When the fifth season of Canadian television show “Kim’s Convenience,” which premiered on June 2, was announced to be the final season in the beloved show’s run, a wave of dismay and surprise spread across social media. The show had been green-lit for a sixth season, and for good reason; after Netflix acquired global redistribution rights, “Kim’s Convenience” gained an international fanbase due to its wholesome and heartwarming portrayal of a Korean-Canadian family running their corner shop in Toronto, hijinks and all.

A slate of enthusiastic press releases and features accompanied the final season’s drop, such as Vanity Fair’s “Why ‘Kim’s Convenience’ Matters” and the New York Times’ “Why ‘Kim’s Convenience’ Is ‘Quietly Revolutionary.’” But claims of a racist writers' room — by the stars of the show themselves — quickly extinguished the glowing reviews of “Kim’s Convenience,” and perhaps the warm comfort of the sitcom itself.

Simu Liu, who played Jung, the son of the Kim family, penned an extensive post on Facebook that has since been deleted. Jean Yoon, who portrayed the “Umma,” or matriarch, shared a series of tweets in response to a critic’s commentary on Liu’s statements. The actors detailed the failures of “Kim’s Convenience” to honor the abilities and experiences of Asian immigrants, both on- and off-screen. 

“Kim’s Convenience” is based on playwright and actor Ins Choi’s play of the same name. According to Yoon’s tweets, Choi was the only Korean writer credited on the show for its first four seasons. Kevin White, the show’s white co-creator and showrunner, helmed an overwhelmingly white writer’s room. The first —and only— Korean female present in the writer’s room was Jean Kim, who was a story editor for the fifth season. Liu and Yoon revealed that, after Choi’s presence on set diminished, they began to feel increasing discomfort with proposed storylines that were everything from “culturally inaccurate” to “overtly racist.” 

The producers of the show remained largely silent, but the show’s verified twitter account shared a tweet, ostensibly in response to the controversy. The tweet spotlighted Anita Kapila, a South Asian writer and producer of the show, taking care to note that Kapila had worked on “Kim’s Convenience” since the first season. 

Although “Kim’s Convenience” has come to an abrupt halt, White has announced plans for a spin-off centered around Shannon — Jung’s white girlfriend. Many praised the show for treating the Kim family as just such: a family, first and foremost.

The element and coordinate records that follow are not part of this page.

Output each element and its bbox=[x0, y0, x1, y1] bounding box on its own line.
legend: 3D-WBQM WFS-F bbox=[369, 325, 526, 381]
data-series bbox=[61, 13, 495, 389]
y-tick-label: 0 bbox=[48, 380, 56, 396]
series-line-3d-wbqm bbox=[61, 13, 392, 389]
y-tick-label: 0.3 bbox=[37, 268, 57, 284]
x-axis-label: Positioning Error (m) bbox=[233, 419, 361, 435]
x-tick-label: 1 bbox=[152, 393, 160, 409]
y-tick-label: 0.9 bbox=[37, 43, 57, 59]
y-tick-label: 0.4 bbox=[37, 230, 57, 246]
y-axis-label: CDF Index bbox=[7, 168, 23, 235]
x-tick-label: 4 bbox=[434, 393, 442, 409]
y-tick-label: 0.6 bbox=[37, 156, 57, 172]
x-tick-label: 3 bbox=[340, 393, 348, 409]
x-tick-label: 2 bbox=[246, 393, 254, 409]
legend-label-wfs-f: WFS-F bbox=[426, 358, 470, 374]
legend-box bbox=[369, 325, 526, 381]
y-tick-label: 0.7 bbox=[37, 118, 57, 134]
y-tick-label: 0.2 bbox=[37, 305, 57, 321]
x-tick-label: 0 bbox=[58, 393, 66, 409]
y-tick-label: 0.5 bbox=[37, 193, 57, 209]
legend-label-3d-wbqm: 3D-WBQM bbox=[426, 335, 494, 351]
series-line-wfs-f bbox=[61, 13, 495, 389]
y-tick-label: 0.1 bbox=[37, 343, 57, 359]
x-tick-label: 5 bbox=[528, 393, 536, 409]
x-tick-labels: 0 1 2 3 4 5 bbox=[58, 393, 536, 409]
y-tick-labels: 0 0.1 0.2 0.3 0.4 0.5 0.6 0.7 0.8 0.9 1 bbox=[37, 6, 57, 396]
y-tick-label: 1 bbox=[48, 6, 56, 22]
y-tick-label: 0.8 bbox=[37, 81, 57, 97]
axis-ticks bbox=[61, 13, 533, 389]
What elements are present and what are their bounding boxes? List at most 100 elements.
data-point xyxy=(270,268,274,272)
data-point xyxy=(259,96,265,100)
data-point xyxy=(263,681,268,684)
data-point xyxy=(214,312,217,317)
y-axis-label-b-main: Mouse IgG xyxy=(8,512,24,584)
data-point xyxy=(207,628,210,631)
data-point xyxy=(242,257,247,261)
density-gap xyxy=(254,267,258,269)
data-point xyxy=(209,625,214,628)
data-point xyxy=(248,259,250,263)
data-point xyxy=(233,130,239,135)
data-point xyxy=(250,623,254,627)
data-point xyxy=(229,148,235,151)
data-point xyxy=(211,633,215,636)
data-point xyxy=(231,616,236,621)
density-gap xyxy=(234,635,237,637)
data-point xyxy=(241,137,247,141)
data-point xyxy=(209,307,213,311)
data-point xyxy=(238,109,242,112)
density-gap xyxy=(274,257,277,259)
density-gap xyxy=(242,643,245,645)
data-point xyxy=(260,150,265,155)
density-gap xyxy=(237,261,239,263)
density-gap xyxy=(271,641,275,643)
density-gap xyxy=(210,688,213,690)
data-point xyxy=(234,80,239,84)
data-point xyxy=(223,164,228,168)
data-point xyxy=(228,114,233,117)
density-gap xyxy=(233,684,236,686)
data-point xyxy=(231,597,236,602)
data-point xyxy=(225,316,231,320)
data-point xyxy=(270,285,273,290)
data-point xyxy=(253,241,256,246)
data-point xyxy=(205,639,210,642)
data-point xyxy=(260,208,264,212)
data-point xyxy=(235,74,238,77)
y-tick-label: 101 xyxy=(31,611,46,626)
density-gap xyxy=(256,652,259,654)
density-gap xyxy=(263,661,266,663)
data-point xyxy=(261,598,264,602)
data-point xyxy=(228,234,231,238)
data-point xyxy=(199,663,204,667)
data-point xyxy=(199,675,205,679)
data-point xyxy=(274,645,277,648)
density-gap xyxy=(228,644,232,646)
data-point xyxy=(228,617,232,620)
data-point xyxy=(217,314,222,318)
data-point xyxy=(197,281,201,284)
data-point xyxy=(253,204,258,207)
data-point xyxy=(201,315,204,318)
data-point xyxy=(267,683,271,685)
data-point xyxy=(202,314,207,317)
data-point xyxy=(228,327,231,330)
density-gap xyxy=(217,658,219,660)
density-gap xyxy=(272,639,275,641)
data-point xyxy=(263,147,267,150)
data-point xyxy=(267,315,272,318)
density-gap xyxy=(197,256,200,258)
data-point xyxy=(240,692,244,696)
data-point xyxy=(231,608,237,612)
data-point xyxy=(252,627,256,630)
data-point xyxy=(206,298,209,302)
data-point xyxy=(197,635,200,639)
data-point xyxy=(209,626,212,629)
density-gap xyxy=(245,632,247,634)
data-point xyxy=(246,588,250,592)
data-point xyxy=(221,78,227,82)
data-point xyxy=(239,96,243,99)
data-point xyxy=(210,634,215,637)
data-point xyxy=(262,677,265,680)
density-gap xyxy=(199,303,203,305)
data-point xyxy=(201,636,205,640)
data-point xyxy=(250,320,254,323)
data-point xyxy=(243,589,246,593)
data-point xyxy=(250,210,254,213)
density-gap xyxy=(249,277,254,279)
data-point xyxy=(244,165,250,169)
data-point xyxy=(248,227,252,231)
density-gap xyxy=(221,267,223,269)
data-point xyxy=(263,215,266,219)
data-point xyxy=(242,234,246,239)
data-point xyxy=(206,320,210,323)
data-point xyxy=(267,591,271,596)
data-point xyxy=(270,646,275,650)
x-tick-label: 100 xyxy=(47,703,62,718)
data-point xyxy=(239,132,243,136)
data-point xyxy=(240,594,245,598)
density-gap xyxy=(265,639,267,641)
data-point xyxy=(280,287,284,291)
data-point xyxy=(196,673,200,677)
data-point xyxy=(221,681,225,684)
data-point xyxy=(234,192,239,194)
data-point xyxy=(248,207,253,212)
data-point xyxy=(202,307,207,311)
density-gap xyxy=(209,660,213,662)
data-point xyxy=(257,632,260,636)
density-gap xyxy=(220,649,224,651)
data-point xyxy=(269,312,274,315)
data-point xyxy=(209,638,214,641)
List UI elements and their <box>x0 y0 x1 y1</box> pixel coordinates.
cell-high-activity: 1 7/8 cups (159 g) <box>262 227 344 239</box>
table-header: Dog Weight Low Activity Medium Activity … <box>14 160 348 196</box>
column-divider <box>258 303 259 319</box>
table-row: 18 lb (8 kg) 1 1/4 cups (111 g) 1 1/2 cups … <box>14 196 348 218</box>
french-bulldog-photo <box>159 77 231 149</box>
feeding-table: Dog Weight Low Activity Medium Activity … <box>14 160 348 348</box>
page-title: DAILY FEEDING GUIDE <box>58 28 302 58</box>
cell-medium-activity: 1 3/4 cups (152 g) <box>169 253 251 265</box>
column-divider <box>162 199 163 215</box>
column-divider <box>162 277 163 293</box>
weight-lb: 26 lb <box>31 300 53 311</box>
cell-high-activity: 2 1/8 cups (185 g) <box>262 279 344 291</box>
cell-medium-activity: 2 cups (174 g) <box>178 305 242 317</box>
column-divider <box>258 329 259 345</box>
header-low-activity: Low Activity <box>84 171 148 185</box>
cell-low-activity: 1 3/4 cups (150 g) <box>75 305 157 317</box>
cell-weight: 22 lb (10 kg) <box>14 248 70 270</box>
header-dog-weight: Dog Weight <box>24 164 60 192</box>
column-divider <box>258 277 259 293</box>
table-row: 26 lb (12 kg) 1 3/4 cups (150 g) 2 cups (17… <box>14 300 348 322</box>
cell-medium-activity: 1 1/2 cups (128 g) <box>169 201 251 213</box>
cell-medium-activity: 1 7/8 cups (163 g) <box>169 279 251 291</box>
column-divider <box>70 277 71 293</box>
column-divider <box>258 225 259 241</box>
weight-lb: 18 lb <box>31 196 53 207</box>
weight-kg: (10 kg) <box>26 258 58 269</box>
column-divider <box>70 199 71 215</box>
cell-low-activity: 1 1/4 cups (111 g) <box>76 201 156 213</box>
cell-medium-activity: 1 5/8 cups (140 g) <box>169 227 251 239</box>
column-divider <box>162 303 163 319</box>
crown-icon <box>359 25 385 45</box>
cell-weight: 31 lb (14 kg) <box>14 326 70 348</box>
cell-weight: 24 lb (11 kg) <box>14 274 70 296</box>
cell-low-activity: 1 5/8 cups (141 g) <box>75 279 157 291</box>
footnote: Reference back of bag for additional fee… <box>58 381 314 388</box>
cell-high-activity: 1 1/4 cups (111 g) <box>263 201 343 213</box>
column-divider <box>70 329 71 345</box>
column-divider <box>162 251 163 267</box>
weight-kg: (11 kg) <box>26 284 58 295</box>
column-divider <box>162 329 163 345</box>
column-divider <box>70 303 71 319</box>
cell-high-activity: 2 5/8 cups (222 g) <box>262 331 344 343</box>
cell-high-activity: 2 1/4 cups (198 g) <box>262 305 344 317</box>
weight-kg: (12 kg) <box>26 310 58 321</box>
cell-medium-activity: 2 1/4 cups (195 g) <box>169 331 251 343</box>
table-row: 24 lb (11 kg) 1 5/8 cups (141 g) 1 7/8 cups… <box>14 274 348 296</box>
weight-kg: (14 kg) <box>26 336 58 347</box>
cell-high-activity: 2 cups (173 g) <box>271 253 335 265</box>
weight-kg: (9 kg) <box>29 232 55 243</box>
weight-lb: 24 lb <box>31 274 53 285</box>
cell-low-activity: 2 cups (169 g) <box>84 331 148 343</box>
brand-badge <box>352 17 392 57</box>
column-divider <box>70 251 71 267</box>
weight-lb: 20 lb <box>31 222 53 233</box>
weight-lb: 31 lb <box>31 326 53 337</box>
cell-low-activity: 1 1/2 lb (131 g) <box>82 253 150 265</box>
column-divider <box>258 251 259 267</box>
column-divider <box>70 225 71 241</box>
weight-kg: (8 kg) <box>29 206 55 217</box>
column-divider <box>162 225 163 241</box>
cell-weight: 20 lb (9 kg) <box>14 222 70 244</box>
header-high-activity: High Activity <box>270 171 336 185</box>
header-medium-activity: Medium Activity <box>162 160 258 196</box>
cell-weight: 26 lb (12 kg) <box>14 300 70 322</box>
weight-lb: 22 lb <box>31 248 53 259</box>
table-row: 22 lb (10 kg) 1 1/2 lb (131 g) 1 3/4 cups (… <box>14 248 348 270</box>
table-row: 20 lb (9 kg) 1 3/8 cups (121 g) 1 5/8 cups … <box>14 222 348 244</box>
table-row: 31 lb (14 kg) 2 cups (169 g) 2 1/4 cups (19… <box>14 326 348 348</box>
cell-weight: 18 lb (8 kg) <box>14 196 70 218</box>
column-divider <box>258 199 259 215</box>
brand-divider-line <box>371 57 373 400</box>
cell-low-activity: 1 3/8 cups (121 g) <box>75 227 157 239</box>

The Kims' Korean-Canadian identities never engender feelings of otherness in viewers. Rather, fans of any background can appreciate the familiar dynamics of a family that just so happens to be indisputably Korean-Canadian. Of course, with the spinoff aiming to feature a white character, the goal to capitalize on the success of “Kim’s Convenience” replaces the original intent of the show to share an authentic Asian-Canadian experience. 

This isn’t to deny the show’s emotional impact on its viewers, or that its joyful spirit and humanity, at first blush, could ever give way to insensitive foundations. But treating “Kim’s Convenience” as a paragon of Asian immigrant representation ignores the difficulties that stemmed from a corporate denial of Asian immigrant autonomy and creativity.

Why does “Kim’s Convenience” matter? It shows us how far we have to go in our understanding that representation can, sadly, be shockingly insignificant in the face of larger systemic issues. Why is it “quietly revolutionary”? The show itself may have been one of the most successful mainstream Asian immigrant stories, but in the wake of its collapse, “Kim’s Convenience” sent a cautionary message, which is the first step to enact fundamental change in how we create and sustain culturally-sensitive media.